PORTLAND, Maine — Expansion of a federal business incentive program for former military bases and a spending plan for destroyers built at Bath Iron Works are on hold after President Barack Obama vetoed a massive $612 billion military spending bill Thursday.
Obama issued the fifth veto of his presidency to reject the spending bill, called the 2016 National Defense Authorization Act.
Reuters reported Obama said he objected to the way the bill uses money meant for war spending to avoid automatic budget cuts to military programs. The president also objected to provisions that would limit his ability to close the military prison at Guantanamo Bay naval base in Cuba.
That veto holds up a provision long-sought by Maine’s congressional delegation and the leader of the redevelopment effort at Brunswick Landing, the former Brunswick Naval Air Station.
The defense bill included an expansion of the business incentive program HUBZone, or historically underutilized business zone. The law gives qualifying businesses a leg up in acquiring federal contracts.
To qualify, a business must have at least 35 percent of its employees living on the former military base.

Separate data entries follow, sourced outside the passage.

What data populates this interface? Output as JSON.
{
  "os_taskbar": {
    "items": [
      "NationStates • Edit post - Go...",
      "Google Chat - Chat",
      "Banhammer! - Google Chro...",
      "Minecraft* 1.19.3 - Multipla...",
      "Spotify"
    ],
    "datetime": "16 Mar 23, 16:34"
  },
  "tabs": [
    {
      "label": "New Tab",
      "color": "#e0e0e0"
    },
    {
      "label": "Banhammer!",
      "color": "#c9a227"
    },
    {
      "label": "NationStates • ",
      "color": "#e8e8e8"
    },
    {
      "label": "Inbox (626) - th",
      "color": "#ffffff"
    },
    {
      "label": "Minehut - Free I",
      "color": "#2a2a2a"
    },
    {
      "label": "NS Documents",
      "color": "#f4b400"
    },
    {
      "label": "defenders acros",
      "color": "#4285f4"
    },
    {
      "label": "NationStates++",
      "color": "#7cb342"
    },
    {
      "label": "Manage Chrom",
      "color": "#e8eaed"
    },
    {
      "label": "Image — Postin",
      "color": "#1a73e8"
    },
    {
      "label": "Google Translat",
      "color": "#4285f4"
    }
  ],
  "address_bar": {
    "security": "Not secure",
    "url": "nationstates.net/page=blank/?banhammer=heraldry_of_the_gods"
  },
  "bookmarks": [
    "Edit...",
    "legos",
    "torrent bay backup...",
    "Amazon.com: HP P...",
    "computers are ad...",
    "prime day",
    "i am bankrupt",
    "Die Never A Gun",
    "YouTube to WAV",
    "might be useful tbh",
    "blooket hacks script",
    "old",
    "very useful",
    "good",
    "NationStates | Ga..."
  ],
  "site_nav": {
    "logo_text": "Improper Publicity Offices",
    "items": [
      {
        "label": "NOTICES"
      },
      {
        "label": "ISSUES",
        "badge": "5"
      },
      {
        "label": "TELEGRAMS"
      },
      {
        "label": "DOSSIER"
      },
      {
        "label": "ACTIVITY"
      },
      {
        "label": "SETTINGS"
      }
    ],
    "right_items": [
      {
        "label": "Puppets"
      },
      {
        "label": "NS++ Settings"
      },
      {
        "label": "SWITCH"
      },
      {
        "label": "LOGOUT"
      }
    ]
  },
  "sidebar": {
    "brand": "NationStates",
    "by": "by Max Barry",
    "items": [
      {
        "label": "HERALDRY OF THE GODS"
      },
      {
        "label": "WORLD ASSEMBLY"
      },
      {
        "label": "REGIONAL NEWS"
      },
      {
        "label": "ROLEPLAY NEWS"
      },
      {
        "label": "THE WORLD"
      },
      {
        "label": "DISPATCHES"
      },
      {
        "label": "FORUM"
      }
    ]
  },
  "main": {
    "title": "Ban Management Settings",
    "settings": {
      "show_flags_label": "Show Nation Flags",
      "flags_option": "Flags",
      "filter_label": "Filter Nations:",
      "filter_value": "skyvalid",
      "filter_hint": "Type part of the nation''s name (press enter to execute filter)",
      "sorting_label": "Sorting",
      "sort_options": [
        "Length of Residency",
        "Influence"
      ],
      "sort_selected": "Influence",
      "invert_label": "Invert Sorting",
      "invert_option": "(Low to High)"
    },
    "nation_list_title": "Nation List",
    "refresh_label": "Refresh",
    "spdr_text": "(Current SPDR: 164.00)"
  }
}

Steve Levesque, executive director of the Midcoast Regional Redevelopment Authority, has said in previous interviews that the current requirement makes it nearly impossible for a business on a former military base to qualify and “makes it kind of a hollow promise.”
The provision in the bill vetoed Thursday would have allowed employees to live within a certain radius — for Brunswick Landing, about 10 miles — as defined by boundaries outlined by the U.S. Census Bureau.
U.S. Rep. Bruce Poliquin, who got a provision to expand the program into the House version of the bill, called the veto “unfortunate.”
“By adjusting the HUBZone requirements, this amendment would have helped the former Brunswick Naval Air Station recruit businesses to come on to the base and qualify for the HUBZone program,” Poliquin said.
He said he would continue to push for expansion of the program, which was not a point of contention in the president’s veto.
U.S. Sen. Angus King, who secured expansion of the program in the Senate version of the bill, said Thursday that he was disappointed by the veto. The bill also included increased funding for orders of Arleigh Burke-class destroyers, such as those built at Bath Iron Works, he said.
“I’m disappointed, but not disheartened, because I believe we can work together to resolve our disagreements, and I am determined to work with my colleagues and the administration to find a way for this bill to become law,” King said in prepared statement.
Republican leaders in Congress vowed Thursday to override the president’s veto, which would require a number of Democrats to switch their initial votes to reach the required two-thirds majority in both the House and Senate.
Reuters reported the House will get the first crack at an override on Nov. 5.